The story that most easily caught my eye was “A Pilgrim’s Progress”. While reading this story at first I was conflicted. When Noeli began to attend Primary School and learn how to behave, his teacher told the students that they must carry a bible with them at all times to avoid Temptation. Temptation is brought into this world by Satan. At the very end of the lesson between Noeli and his teacher, his teacher reminds the students that, “And remember that Adam and Eve ate the snake and lost all their clothes because they did not carry their bibles around with them” (pg. 29). The story is referring to sexual Temptation. The snake is a metaphor for Temptation creeping in. Noeli’s Sunday School teacher uses negative words to describe the snake, she says, “The snake, children is an ugly, oily thing. It worms its way into all sorts of things, especially where it shouldn’t go. We’re lucky there are no snakes in Tiko” (pg. 29). At first to the reader, the telling of the story of Adam and Eve makes it seem as if sex is frowned upon by the Tikongs. To them, sex is temptation, which is brought upon by Satan.
Earlier in the text, though, we learn about Manu’s relative, Sione Falesi. Sione is said to be the most important person in the secular and spiritual realm. The reason everybody goes to church all day on Sundays is to make up for the many of sins that they create all week, the other six days.
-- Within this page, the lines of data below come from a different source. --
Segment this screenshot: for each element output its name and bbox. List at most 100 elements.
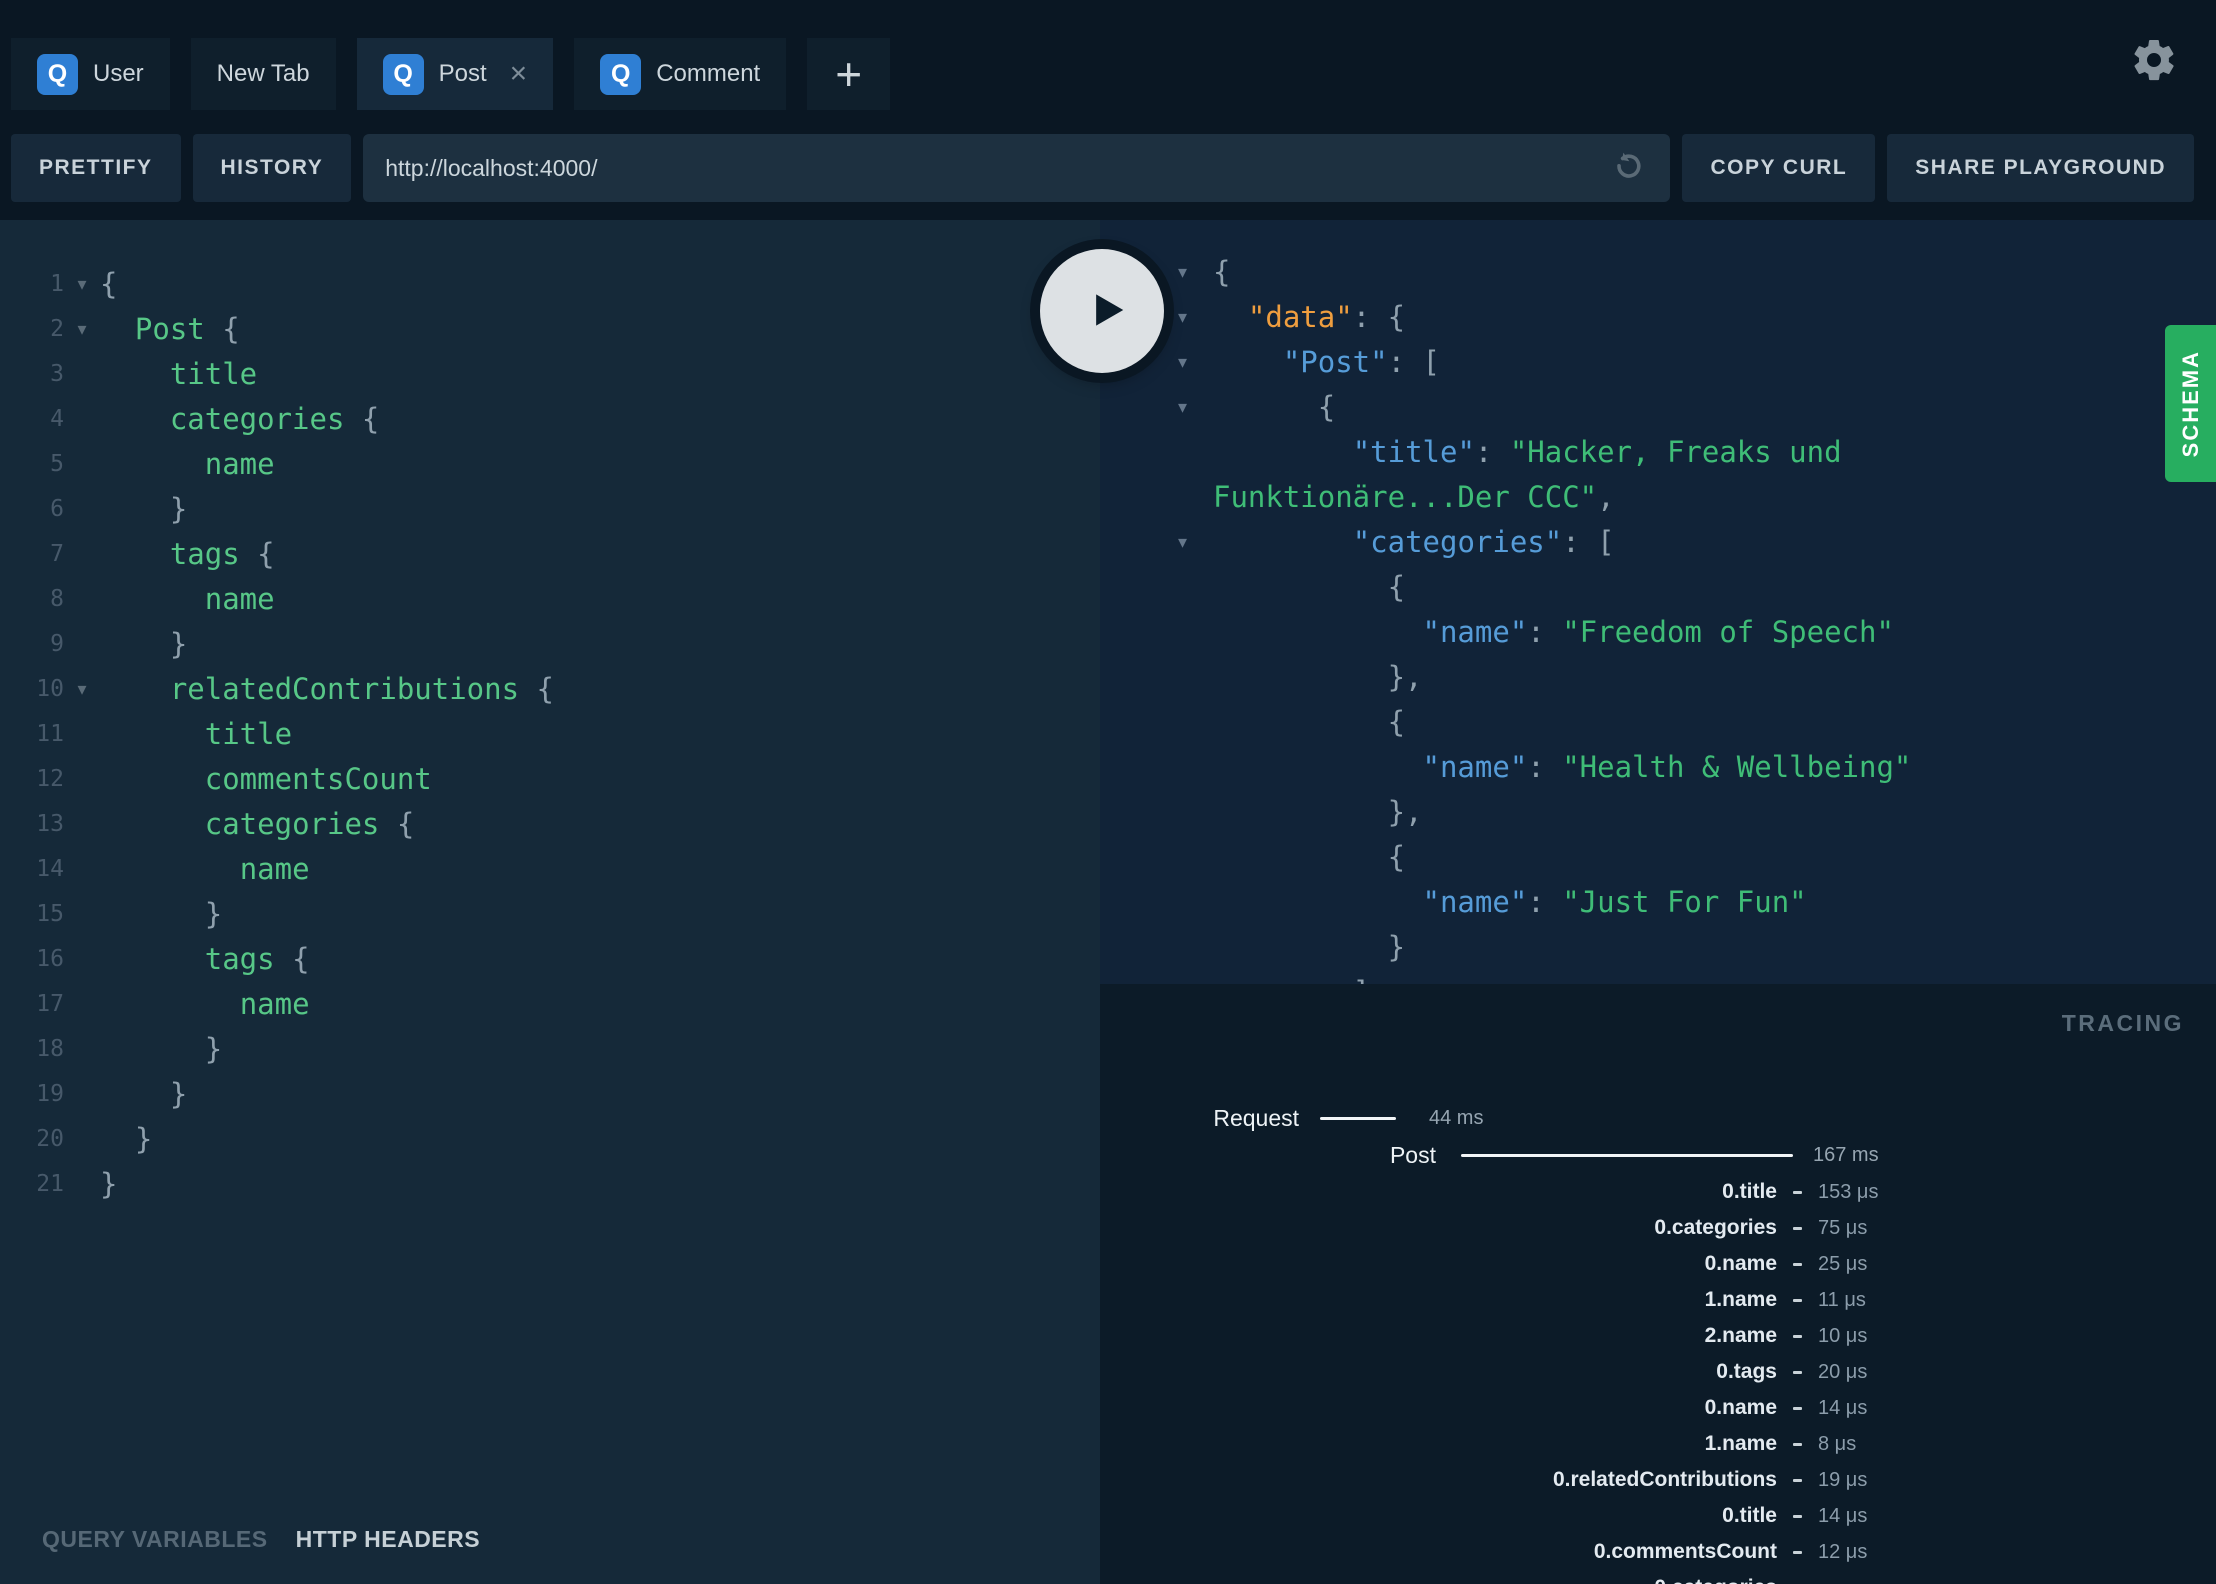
trace-span-bar (1320, 1117, 1396, 1120)
trace-row-bar (1793, 1262, 1802, 1266)
line-number: 3 (50, 361, 64, 387)
tab-label: Post (438, 60, 487, 87)
collapse-arrow-icon[interactable]: ▾ (1178, 340, 1210, 385)
code-line: 1 ▾{ (0, 262, 1100, 307)
fold-arrow-icon[interactable]: ▾ (64, 667, 100, 712)
code-line: 11 title (0, 712, 1100, 757)
code-line: 18 } (0, 1027, 1100, 1072)
response-text: { (1213, 250, 1230, 295)
tab-post[interactable]: Q Post × (356, 38, 554, 110)
line-number: 13 (36, 811, 64, 837)
copy-curl-button[interactable]: COPY CURL (1682, 134, 1876, 202)
response-line: }, (1100, 655, 2216, 700)
code-token: "name" (1422, 750, 1528, 784)
gutter-spacer (1178, 880, 1210, 925)
fold-arrow-icon[interactable]: ▾ (64, 262, 100, 307)
trace-span-request: Request 44 ms (1100, 1100, 2216, 1137)
execute-query-button[interactable] (1040, 249, 1164, 373)
add-tab-button[interactable]: + (807, 38, 891, 110)
code-line: 13 categories { (0, 802, 1100, 847)
code-token: , (1597, 480, 1615, 514)
gutter-spacer (1178, 925, 1210, 970)
collapse-arrow-icon[interactable]: ▾ (1178, 295, 1210, 340)
reload-icon (1610, 152, 1646, 188)
graphql-playground: Q User New Tab Q Post × Q Comment + PRETTIFY HI… (0, 0, 2216, 1584)
code-token: { (1213, 570, 1406, 604)
http-headers-tab[interactable]: HTTP HEADERS (296, 1526, 481, 1553)
code-line: 14 name (0, 847, 1100, 892)
query-tab-icon: Q (600, 53, 642, 95)
code-text: commentsCount (100, 757, 432, 802)
collapse-arrow-icon[interactable]: ▾ (1178, 385, 1210, 430)
prettify-button[interactable]: PRETTIFY (11, 134, 181, 202)
trace-row-time: 12 μs (1818, 1540, 1868, 1563)
schema-tab-button[interactable]: SCHEMA (2165, 325, 2216, 482)
trace-row-time: 14 μs (1818, 1504, 1868, 1527)
code-token: : [ (1562, 525, 1615, 559)
response-text: { (1213, 565, 1405, 610)
response-text: { (1213, 700, 1405, 745)
reload-button[interactable] (1608, 148, 1648, 188)
gear-icon (2130, 39, 2178, 87)
code-token: { (239, 537, 275, 571)
close-icon[interactable]: × (510, 59, 528, 89)
response-line: "title": "Hacker, Freaks und (1100, 430, 2216, 475)
gutter-spacer (64, 577, 100, 622)
tab-label: User (93, 60, 144, 87)
code-token: Post (134, 312, 205, 346)
collapse-arrow-icon[interactable]: ▾ (1178, 250, 1210, 295)
code-text: title (100, 352, 257, 397)
fold-arrow-icon[interactable]: ▾ (64, 307, 100, 352)
trace-span-time: 44 ms (1429, 1107, 1484, 1129)
trace-row-bar (1793, 1478, 1802, 1482)
tab-comment[interactable]: Q Comment (574, 38, 787, 110)
code-token: { (519, 672, 554, 706)
code-token: title (204, 717, 293, 751)
collapse-arrow-icon[interactable]: ▾ (1178, 520, 1210, 565)
trace-row-time: 25 μs (1818, 1252, 1868, 1275)
share-playground-button[interactable]: SHARE PLAYGROUND (1887, 134, 2194, 202)
trace-row-bar (1793, 1406, 1802, 1410)
gutter-spacer (1178, 835, 1210, 880)
response-text: } (1213, 925, 1405, 970)
gutter-spacer (1178, 565, 1210, 610)
trace-row-time: 11 μs (1818, 1288, 1866, 1311)
line-number: 20 (36, 1126, 64, 1152)
tracing-rows-wrap: Request 44 ms Post 167 ms 0.title 153 μs 0… (1100, 1100, 2216, 1584)
settings-button[interactable] (2130, 36, 2178, 84)
code-text: } (100, 1027, 222, 1072)
url-input[interactable] (385, 154, 1609, 182)
query-tab-icon: Q (37, 53, 78, 95)
query-variables-tab[interactable]: QUERY VARIABLES (42, 1526, 268, 1553)
tab-new-tab[interactable]: New Tab (190, 38, 336, 110)
trace-row: 1.name 8 μs (1100, 1426, 2216, 1462)
code-token: "categories" (1352, 525, 1563, 559)
response-line: ▾ "data": { (1100, 295, 2216, 340)
code-line: 15 } (0, 892, 1100, 937)
line-number: 11 (36, 721, 64, 747)
line-number: 16 (36, 946, 64, 972)
code-line: 7 tags { (0, 532, 1100, 577)
add-tab-icon: + (835, 48, 863, 100)
tracing-toggle[interactable]: TRACING (2062, 1010, 2184, 1037)
schema-tab-label: SCHEMA (2177, 349, 2203, 458)
history-button[interactable]: HISTORY (192, 134, 352, 202)
code-text: } (100, 622, 187, 667)
gutter-spacer (64, 802, 100, 847)
query-editor[interactable]: 1 ▾{2 ▾ Post {3 title 4 categories {5 name 6… (0, 220, 1100, 1495)
code-text: relatedContributions { (100, 667, 554, 712)
trace-row-bar (1793, 1226, 1802, 1230)
response-text: "categories": [ (1213, 520, 1615, 565)
response-line: { (1100, 835, 2216, 880)
code-token: relatedContributions (169, 672, 520, 706)
tab-user[interactable]: Q User (11, 38, 170, 110)
gutter-spacer (64, 937, 100, 982)
code-text: tags { (100, 937, 310, 982)
response-text: }, (1213, 655, 1423, 700)
code-line: 19 } (0, 1072, 1100, 1117)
This originally started because of the many of errors that Sione has committed throughout the week, and he wants everybody, including god, to forgive everybody. A result of all of the sins that Sione has committed is his sixteen children. An important point that draws these two separate stories today is, “’The Seventh is the Day of the Lord; every other day belongs to Satan,’ Manu explained. And Satan, as Teachers of Sunday School say, does nothing but lead people into Temptation. Thus the six days that belong to Satan are not only a period of rest and recovery, but also of Temptation and much, much sin” (pg. 3). In the beginning, it seemed as if the Tikongs used religion to forgive them for their true selves, which are sinners. The question that kept reappearing was, if they worshiped the Lord over Satan then why was 6 days spent practicing Satan’s sins and one day practicing the Lord’s forgiveness for the sin?
Noeli’s first experience with a girl was while he was “window shopping”, which seems almost as a pun, because the only thing he was interested in with Lisi and Mina were their bodies. He tells how he always walked “twenty years from the rear ends of the Marching Girls” (pg. 31). When describing his experience with eternal ecstasy while standing on the Tulisi street corners, he describes the girls’ bodies and the way that their arms, hips, and legs rubbed him. His eternal ecstasy ended when he fell face up in between Lisi’s legs. With Lisi and Mina, what he thought was eternal ecstasy was the temptation of their bodies, the sexual temptations. After this, he meets another girl, Kali. While describing Kali, Noeli spoke of her beauty, the way she played an instrument, and her soul. The narrator tells, “Noeli was more concerned with the music in Kali’s soul. As he looked through her into the beauty of her loveliness, and as he contemplated her other potentials, Noeli’s soul quivered and flipped, to say the least” (pg. 33). Noeli connected to Kali through their souls, rather than a connection through the pleasures of their bodies.
Without Noeli’s story, it was difficult to understand how they worshiped the Lord, but spent more time living Satan’s way. Noeli shows the audience that without the sins and errors made, without the temptations of Satan, the Tikongs would not know how to live in the goodness of the Lord. This isn’t just relevant to the Tikongs, though. As human beings, we learn from our mistakes every day, so that we can move on to better beings. Noeli learned from not finding eternal ecstasy through the pleasure of physically touching a girl, something had to change. He soul had to be what connected to the girl, this would give him eternal ecstasy.